An unnamed senior Whitehall official said that Britain would need to secure preferential trading terms by making at least a one-off bulk payment to the EU.
When Prime Minister Theresa May triggers Article 50, starting the two-year negotiation period for the UK’s exit of the European Union, all eyes will be on negotiations to see what type of deal Britain gets.
It looks like Britain is careening head-first into a “hard Brexit,” which would see it restrict freedom of movement but lose Single Market access. The Conservative-led government is prioritising immigration in the nation’s Brexit deal.
EU Commission President Jean Claude-Juncker and the EU Parliament’s chief Brexit negotiator Guy Verhofstadt have both said Britain will not be allowed to retain access to the single market
and pull out of the free movement of people.

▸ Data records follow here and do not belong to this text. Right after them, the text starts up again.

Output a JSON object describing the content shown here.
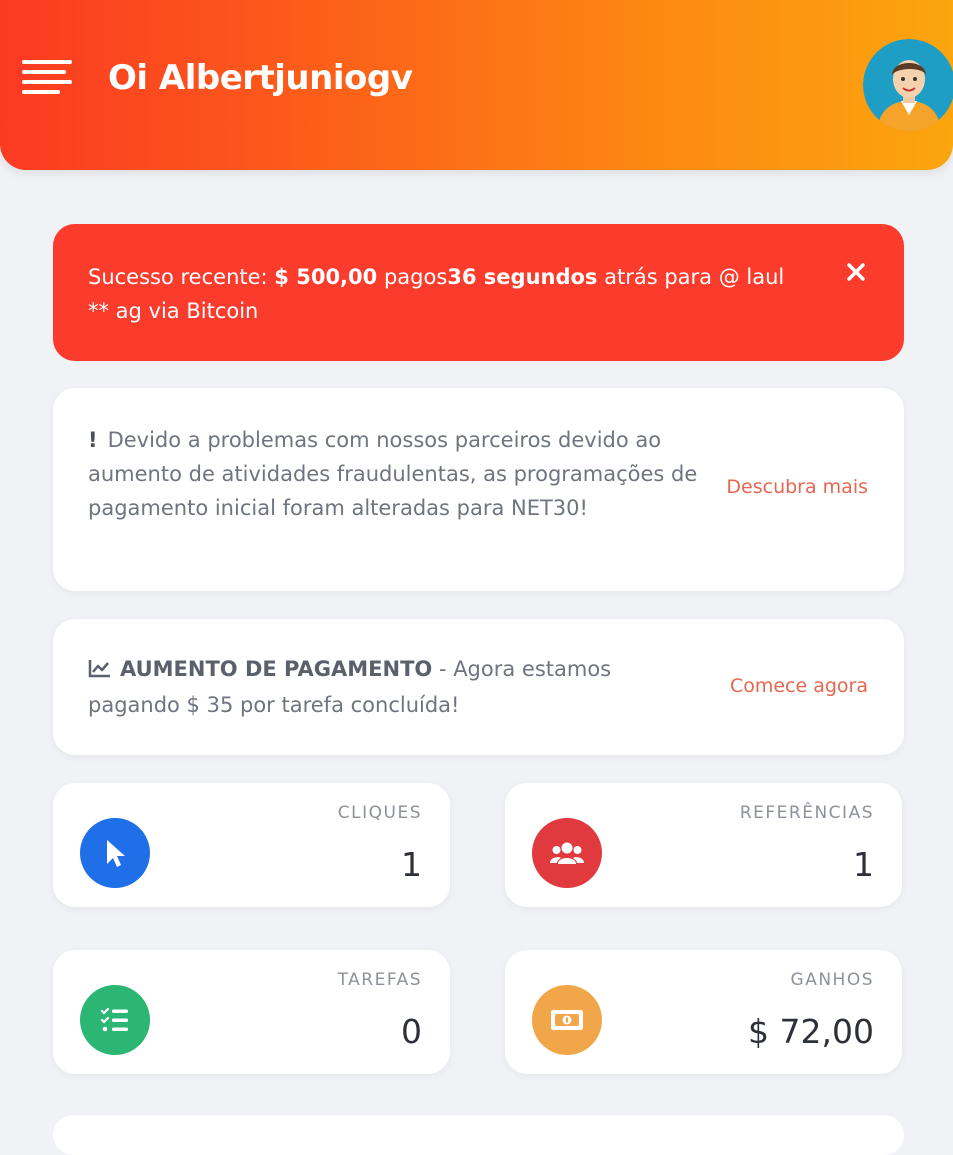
{
  "header": {
    "greeting": "Oi Albertjuniogv",
    "menu_icon": "hamburger-menu-icon",
    "avatar_icon": "user-avatar"
  },
  "alert": {
    "prefix": "Sucesso recente: ",
    "amount": "$ 500,00",
    "paid": " pagos",
    "time": "36 segundos",
    "suffix": " atrás para @ laul ** ag via Bitcoin",
    "close_icon": "close-icon",
    "color": "#fb3b2c"
  },
  "notice": {
    "bang": "!",
    "text": "Devido a problemas com nossos parceiros devido ao aumento de atividades fraudulentas, as programações de pagamento inicial foram alteradas para NET30!",
    "link": "Descubra mais"
  },
  "promo": {
    "icon": "trending-chart-icon",
    "title": "AUMENTO DE PAGAMENTO",
    "text": " - Agora estamos pagando $ 35 por tarefa concluída!",
    "link": "Comece agora"
  },
  "stats": {
    "cliques": {
      "label": "CLIQUES",
      "value": "1",
      "icon": "cursor-icon",
      "color": "#1f6fe8"
    },
    "referencias": {
      "label": "REFERÊNCIAS",
      "value": "1",
      "icon": "users-icon",
      "color": "#e03a3e"
    },
    "tarefas": {
      "label": "TAREFAS",
      "value": "0",
      "icon": "tasks-list-icon",
      "color": "#2bb673"
    },
    "ganhos": {
      "label": "GANHOS",
      "value": "$ 72,00",
      "icon": "money-bill-icon",
      "color": "#f2a64a"
    }
  },
  "colors": {
    "header_gradient_start": "#fb3a22",
    "header_gradient_end": "#fca50d",
    "link": "#e8664f",
    "background": "#f1f2f5"
  }
}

But Britain needs the Single Market. Britain’s government predicts that a “Hard Brexit” will cost the UK £66 billion a year in lost tax revenues.
According to “leaked government papers” seen by The Times newspaper, the UK Treasury is warning cabinet ministers that the country’s GDP could fall as much as 9.5% if it lost access to the Single Market, because Britain would have to rely on the World Trade Organisation rules for trading and therefore miss out on more favourable trading tariffs that come with being a member of the 28-nation bloc.
So it is not out of this world to think that Britain may try to keep us in the Single Market a little longer — almost like a Pay-as-you-go basis — but considering PM May said she will not give a “running commentary” on what the government is negotiating, we will have to wait and see what happens when she triggers Article 50.